California Here We Come
Apr 6, 2016


The California Commission on Health and Safety and Workers' Compensation (CHSWC) recently released its 2015 Annual Report on California's Health and Safety and Workers' Compensation Systems.  In the report, the CHSWC continues to recommend further investigation of the integration of workers' compensation medical care with group health care so that services are delivered by the same group of providers under a coordinated insurance package.


California has looked at integrated care, or 24-hour care, for decades.  In 2004, CHSWC partnered with RAND to publish a report on the Assessment of 24-Hour Care Options for California.  Last year, A.B. 1170was introduced to create a pilot program that would be in place for up to three years and pay for medical, surgical, and hospital treatment for occupational and non-occupational injuries and illnesses incurred by agricultural workers.  CHSWC's research supports that integration will save significant administrative costs by no longer maintaining separate medical systems.


Under an integrated system, it's possible that employees might have co-pays or deductibles for medical care that arouse out of a workplace accident or illness. The same research also notes employers are incentivized to invest in workplace safety.  Would reducing this incentive have negative consequences in the decades-long decline in the incidence rates of occupational injuries?  Some of the biggest concernsrelate to exclusive remedy, which ordinary protects employers from civil suit.  It's possible that the integrated system would then fall under Federal control through ERISA exposing employers to risks different than the individual state work comp programs.


A Colorado ballot initiative, Amendment 69, would create ColoradoCare, the first single payer health care system in the U.S., which would also replace the medical care portion of workers' compensation.  If the measure passes, both employers and employees would see a payroll tax increase but there would be no deductibles or copays.  However, employers would still have to carry workers' compensation coverage to provide indemnity benefits.  We're watching how this debate will shake out and if the measure passes in November.

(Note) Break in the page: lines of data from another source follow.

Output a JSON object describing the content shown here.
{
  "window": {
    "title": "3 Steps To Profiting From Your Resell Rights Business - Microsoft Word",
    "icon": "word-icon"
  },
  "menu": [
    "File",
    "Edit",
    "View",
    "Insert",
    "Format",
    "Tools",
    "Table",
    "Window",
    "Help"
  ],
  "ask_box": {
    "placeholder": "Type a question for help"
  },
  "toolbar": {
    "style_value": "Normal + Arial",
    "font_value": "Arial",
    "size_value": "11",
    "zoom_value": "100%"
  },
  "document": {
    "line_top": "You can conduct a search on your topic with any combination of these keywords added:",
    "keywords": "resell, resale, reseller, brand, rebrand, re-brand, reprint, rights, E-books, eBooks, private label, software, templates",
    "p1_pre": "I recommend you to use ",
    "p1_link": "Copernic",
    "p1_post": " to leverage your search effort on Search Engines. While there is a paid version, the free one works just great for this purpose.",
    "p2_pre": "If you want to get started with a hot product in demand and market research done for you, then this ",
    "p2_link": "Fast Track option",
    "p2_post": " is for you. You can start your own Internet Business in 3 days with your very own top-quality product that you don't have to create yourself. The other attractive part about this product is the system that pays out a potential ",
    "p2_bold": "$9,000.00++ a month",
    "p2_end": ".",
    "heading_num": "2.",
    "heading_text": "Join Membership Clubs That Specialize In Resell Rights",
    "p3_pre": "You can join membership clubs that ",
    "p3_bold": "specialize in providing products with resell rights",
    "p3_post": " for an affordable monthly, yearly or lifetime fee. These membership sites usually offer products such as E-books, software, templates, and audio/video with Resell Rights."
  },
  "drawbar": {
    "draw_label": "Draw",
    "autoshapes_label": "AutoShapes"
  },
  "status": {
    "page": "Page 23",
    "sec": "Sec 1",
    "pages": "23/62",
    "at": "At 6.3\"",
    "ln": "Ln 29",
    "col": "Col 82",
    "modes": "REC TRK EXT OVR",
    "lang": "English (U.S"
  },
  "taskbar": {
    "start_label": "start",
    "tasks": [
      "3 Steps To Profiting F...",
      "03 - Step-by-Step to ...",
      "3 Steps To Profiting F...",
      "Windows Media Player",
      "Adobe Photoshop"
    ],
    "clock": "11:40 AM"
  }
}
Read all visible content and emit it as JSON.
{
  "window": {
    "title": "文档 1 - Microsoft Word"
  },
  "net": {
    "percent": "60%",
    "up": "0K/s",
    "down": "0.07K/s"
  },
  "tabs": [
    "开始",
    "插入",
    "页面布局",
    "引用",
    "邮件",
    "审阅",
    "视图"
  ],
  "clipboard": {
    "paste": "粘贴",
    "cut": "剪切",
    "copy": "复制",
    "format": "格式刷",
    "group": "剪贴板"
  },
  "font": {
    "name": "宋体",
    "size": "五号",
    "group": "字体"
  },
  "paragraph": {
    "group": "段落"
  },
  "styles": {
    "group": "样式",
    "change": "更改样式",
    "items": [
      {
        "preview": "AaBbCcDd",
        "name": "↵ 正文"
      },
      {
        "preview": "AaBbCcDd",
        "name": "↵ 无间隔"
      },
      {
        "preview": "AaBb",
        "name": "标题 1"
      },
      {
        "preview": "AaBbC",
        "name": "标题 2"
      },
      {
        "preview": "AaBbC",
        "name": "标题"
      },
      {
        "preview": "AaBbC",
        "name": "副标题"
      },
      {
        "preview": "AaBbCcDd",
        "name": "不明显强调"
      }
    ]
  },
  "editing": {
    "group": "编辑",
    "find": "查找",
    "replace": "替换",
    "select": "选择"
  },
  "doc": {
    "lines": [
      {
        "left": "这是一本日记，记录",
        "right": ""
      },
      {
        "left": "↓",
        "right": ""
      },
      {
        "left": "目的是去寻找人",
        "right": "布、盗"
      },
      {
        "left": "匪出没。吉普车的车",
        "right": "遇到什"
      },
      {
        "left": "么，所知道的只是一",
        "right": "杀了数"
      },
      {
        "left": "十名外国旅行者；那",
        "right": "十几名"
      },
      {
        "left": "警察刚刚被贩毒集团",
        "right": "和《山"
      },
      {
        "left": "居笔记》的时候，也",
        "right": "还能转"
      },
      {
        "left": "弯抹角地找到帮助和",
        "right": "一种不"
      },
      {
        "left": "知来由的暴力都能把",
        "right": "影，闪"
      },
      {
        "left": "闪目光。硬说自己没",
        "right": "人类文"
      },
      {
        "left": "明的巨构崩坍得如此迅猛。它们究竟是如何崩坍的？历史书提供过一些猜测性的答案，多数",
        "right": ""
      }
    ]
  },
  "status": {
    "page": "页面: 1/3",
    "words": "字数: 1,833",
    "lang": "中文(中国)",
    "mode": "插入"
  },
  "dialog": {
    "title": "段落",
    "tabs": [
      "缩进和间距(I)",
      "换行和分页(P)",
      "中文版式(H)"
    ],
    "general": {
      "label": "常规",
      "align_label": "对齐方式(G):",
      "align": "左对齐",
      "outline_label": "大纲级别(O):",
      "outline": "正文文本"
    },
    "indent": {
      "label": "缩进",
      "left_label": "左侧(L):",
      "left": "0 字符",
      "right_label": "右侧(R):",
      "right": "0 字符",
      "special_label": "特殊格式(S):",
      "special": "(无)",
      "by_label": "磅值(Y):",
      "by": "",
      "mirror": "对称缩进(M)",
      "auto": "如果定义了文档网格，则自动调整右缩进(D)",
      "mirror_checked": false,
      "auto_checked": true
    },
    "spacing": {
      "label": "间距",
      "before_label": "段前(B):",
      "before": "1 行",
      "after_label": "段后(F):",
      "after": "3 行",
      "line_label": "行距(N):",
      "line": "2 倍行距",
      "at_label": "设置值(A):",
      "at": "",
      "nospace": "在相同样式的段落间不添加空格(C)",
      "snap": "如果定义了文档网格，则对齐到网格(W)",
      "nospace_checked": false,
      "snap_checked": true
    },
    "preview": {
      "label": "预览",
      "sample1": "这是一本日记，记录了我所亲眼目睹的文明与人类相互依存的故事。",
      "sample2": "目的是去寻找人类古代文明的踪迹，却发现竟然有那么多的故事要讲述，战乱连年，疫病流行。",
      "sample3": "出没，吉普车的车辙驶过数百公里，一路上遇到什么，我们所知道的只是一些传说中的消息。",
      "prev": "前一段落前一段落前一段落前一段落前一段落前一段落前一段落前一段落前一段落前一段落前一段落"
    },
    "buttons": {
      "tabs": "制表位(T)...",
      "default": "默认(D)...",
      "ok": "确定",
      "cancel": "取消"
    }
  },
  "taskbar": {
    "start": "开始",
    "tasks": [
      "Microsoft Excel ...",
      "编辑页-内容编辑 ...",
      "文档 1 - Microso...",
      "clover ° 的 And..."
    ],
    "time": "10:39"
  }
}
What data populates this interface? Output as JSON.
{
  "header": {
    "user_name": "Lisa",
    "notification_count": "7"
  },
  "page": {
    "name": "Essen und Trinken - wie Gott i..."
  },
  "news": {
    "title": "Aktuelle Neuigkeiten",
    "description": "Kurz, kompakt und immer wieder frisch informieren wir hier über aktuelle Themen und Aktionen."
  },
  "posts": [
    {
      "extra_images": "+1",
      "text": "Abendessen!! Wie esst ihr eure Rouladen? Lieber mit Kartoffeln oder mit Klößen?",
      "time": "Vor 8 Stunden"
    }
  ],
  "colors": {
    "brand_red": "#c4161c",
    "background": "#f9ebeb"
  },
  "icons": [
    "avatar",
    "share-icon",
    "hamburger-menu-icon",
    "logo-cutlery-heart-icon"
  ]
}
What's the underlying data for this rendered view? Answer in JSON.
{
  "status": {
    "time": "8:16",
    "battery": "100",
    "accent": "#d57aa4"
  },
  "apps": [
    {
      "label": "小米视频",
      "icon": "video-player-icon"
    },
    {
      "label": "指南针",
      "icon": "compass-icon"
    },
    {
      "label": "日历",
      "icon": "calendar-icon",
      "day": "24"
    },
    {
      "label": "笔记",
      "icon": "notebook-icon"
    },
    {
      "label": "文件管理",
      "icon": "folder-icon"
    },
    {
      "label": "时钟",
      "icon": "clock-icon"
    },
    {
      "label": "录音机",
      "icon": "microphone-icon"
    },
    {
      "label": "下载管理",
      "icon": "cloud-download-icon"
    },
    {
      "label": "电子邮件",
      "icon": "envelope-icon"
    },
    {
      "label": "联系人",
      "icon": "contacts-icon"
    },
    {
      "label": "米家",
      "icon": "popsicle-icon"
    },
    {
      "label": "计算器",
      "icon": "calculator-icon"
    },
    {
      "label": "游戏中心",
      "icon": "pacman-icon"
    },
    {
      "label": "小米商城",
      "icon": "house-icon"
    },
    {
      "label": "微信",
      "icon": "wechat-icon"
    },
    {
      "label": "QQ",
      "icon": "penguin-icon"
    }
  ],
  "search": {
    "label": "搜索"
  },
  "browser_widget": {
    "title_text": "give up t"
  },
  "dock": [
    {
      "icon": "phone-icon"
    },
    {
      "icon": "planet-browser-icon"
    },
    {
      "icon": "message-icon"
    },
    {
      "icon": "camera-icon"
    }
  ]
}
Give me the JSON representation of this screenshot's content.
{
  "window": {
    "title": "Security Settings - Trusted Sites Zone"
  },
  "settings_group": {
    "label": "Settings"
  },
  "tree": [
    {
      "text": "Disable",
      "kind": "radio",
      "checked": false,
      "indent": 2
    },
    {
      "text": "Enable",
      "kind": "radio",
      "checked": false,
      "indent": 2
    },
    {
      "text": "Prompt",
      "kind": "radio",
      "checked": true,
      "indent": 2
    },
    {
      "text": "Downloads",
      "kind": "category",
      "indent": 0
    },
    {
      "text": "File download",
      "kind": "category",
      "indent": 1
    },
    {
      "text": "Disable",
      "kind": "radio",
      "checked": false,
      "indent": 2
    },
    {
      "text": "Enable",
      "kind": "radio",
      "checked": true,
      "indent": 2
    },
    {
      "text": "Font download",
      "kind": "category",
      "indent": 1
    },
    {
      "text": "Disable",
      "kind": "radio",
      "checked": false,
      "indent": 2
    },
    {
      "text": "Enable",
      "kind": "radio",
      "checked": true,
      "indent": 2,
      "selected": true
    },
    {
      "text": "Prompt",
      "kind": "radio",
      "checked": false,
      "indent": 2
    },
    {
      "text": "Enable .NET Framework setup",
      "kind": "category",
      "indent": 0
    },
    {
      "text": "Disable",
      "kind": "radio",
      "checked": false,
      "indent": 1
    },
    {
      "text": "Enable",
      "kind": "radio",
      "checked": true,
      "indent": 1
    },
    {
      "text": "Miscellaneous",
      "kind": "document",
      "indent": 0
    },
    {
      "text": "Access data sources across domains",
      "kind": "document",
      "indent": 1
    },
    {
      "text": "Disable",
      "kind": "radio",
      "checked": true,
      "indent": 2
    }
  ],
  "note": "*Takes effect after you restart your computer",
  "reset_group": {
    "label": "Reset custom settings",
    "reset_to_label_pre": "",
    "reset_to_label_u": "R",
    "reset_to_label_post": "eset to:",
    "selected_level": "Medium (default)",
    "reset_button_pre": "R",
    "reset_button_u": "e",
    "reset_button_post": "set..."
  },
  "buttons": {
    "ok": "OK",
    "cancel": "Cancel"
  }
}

The Audit and Enforcement Unit of the California Division of Workers' Compensation (DWC) issued a press release stating it will conduct more target audits in 2016 to address utilization review (UR) complaints.  UR is the required process used by employers or claims administrators to review treatment to determine if it is medically necessary.  This program is used to decide whether or not to approve medical treatment recommended by a physician, which must be based on the medical treatment guidelines.


The State Senate recently introduced legislation (S.B. 1160) that would require each UR program to be accredited by July 1, 2018.  The measure would also require that the UR program be re-accredited every five years.  This is just one of four bills focusing on UR in the legislature.  The other bills would prohibit financial incentives to physicians for denying treatment (S.B. 563), call for the CHSWC to study a paperless UR system (A.B. 2883), and require the contact information of the claims administrator or UR organization that the request for authorization for medical treatment should be sent (A.B. 2503).



The Alabama House of Representatives unanimously passed a bill (H.B. 270) that would update the state's 10-year-old Alabama Captive Insurers Act to make Alabama more competitive in the formation of captive insurance companies.  The bill would revise the licensure requirements of captives, allow risk retention groups to operate as a captive, allow captives to be formed as a series limited liability corporation, and allow captives to obtain a 60-day provisional license.  The bill also caps the annual premium tax assessment at $100,000 and would no longer require a premium tax until the captive is licensed for 12 months.  The bill is now awaiting a vote in the Senate.           


The New York Workers' Compensation Board introduced a new Voluntary Binding Review (VBR) process that is designed to provide litigants a faster way to decide appeal decisions involving determinations of compensation (DOC).  The VBR process offers an alternative resolution that would provide the same level of finality as a Section 32 waiver agreement.  It is strictly voluntary and both parties have to agree, but the VBR process is expected to only take approximately 60-75 days (compared to the current average of 270 days).  The VBR process became effective March 28, 2016.


If you gave up watching the NCAA Tournament games because your bracket was busted on the second day, watch the highlight 'One Shining Moment', which always brings a tear to my eye.